A Python implementation of the Diffusion Maps algorithm for non-linear dimensionality reduction, designed to follow scikit-learn conventions.
Diffusion Maps model data as a graph and analyze the diffusion process (random walk) on this graph. This allows capturing the underlying geometry and connectivity of the data, embedding it into a lower-dimensional space where Euclidean distances correspond to "diffusion distances" in the original space.
- Implements the Diffusion Maps algorithm with alpha-normalization.
- Scikit-learn compatible API (
fit
,transform
,fit_transform
). - Nystrom extension for out-of-sample transformation.
- RBF (Gaussian) kernel for affinity calculation.
- Configurable diffusion time steps (
steps
).
You can install this package directly from GitHub using pip:
pip install git+https://github.com/sgh14/diffusion-maps-with-nystrom.git
Or, to install a specific version (e.g., v0.1.0 tag):
pip install git+https://github.com/sgh14/diffusion-maps-with-nystrom.git@v0.1.0
Here's a basic template of how to use the DiffusionMaps class:
from diffusionmaps import DiffusionMaps
# Prepare your data
X_train = ... # Your training data
# Initialize and fit the Diffusion Maps model
dm = DiffusionMaps(n_components=2, sigma=2.0, steps=1, alpha=0.5)

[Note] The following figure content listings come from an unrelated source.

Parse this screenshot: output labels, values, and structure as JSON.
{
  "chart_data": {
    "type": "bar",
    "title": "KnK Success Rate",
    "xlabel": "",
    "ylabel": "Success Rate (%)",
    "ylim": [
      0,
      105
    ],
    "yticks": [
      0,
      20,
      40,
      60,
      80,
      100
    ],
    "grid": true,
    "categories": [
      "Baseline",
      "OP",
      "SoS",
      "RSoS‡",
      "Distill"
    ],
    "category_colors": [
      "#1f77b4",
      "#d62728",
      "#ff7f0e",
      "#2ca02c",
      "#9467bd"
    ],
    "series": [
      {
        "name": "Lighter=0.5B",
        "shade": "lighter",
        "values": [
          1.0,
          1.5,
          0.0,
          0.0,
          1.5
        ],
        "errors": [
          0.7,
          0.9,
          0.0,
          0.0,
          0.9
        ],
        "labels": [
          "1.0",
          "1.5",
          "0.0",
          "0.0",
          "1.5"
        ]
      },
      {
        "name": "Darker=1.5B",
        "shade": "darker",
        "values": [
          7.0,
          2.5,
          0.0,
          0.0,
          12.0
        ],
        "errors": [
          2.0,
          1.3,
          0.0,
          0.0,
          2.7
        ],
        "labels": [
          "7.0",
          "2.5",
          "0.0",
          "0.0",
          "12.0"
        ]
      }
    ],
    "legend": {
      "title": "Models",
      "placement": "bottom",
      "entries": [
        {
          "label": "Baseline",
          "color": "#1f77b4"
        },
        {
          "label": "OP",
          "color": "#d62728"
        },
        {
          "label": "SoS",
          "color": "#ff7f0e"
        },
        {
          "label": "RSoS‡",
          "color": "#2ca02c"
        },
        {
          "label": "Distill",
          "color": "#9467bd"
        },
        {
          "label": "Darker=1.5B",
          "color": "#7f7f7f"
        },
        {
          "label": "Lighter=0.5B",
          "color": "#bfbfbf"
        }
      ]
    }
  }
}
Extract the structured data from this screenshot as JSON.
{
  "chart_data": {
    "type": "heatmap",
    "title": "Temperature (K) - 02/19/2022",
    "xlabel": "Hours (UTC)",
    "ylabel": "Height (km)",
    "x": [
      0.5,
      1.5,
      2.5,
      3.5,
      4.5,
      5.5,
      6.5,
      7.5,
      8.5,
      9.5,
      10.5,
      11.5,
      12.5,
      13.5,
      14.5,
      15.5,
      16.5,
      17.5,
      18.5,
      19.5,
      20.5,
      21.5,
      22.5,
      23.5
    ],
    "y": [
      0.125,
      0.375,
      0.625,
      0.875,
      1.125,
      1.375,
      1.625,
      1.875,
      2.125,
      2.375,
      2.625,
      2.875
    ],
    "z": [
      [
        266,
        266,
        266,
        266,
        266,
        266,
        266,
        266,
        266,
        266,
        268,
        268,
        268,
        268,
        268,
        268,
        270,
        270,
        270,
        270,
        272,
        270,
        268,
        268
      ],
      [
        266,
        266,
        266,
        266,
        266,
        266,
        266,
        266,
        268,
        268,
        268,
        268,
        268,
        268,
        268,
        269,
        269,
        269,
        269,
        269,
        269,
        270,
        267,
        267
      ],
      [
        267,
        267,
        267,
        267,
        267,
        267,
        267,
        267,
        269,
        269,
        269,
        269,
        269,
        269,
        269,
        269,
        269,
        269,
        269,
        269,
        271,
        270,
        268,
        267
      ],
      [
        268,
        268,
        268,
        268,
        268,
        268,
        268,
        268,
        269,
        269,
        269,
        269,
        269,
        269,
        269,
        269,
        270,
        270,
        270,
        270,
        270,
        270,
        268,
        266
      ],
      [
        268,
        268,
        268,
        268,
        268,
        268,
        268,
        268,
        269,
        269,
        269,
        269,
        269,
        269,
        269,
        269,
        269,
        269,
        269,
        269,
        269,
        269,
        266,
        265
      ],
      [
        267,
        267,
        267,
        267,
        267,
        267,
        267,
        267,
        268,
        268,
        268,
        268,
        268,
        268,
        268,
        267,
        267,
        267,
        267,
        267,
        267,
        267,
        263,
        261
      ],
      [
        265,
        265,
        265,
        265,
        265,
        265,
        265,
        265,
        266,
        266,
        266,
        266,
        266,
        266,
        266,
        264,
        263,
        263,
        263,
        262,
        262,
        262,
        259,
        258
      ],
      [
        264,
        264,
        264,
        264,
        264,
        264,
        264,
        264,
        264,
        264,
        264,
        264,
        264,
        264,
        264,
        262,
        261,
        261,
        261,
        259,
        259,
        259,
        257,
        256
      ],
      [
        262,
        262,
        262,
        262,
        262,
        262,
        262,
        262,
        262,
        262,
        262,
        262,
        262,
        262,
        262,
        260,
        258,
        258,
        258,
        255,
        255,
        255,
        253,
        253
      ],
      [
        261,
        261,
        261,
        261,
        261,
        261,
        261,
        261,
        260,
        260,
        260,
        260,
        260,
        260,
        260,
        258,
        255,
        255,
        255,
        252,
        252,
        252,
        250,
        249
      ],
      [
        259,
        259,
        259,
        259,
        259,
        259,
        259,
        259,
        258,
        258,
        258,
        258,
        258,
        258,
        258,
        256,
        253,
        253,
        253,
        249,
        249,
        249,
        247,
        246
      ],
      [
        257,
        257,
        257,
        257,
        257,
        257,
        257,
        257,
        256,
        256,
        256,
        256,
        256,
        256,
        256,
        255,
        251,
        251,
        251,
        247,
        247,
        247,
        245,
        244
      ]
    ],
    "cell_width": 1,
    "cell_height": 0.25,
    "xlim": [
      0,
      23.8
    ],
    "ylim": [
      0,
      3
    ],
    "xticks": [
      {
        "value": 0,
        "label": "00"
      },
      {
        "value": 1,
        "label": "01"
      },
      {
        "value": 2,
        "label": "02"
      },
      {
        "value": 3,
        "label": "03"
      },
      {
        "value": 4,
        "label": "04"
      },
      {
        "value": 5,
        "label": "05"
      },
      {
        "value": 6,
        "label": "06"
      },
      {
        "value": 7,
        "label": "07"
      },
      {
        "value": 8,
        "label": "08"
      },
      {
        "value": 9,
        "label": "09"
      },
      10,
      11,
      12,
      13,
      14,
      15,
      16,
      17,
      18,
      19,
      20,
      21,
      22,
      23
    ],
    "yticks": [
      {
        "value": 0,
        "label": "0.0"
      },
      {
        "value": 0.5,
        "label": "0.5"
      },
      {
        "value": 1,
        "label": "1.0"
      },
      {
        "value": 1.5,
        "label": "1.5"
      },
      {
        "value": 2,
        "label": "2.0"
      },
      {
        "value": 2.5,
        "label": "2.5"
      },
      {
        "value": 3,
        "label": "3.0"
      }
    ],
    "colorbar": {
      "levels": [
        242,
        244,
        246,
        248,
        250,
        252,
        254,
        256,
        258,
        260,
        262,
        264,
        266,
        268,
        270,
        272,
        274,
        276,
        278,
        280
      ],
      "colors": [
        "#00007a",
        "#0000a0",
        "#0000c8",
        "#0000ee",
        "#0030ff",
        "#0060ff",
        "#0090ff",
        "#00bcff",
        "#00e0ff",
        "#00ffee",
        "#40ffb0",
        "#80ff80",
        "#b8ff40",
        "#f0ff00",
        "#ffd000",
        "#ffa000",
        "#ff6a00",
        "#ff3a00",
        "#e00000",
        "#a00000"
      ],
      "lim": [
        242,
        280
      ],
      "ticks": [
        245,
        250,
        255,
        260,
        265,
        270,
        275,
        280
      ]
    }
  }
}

embeddings_train = dm.fit_transform(X_train)
# Use Nyström's method for embedding new data
X_new = ... # New data
embeddings_new = dm.transform(X_new)
The main class is diffusionmaps.DiffusionMaps.
DiffusionMaps(n_components: int, sigma: float, steps: int = 1, alpha: float = 0.0)
-
n_components
: Target dimensionality. -
sigma
: Scale parameter for the RBF kernel ($\exp(-||x-y||^2 / (2 \sigma^2))$). Controls locality. -
steps
: Diffusion time (exponent t for eigenvalues lambda^t). Default is 1. -
alpha
: Kernel normalization parameter (0.0, 0.5, or 1.0 are common). Controls density influence.
See the class docstrings for detailed information on methods and attributes.
This project is licensed under the MIT License - see the LICENSE file for details.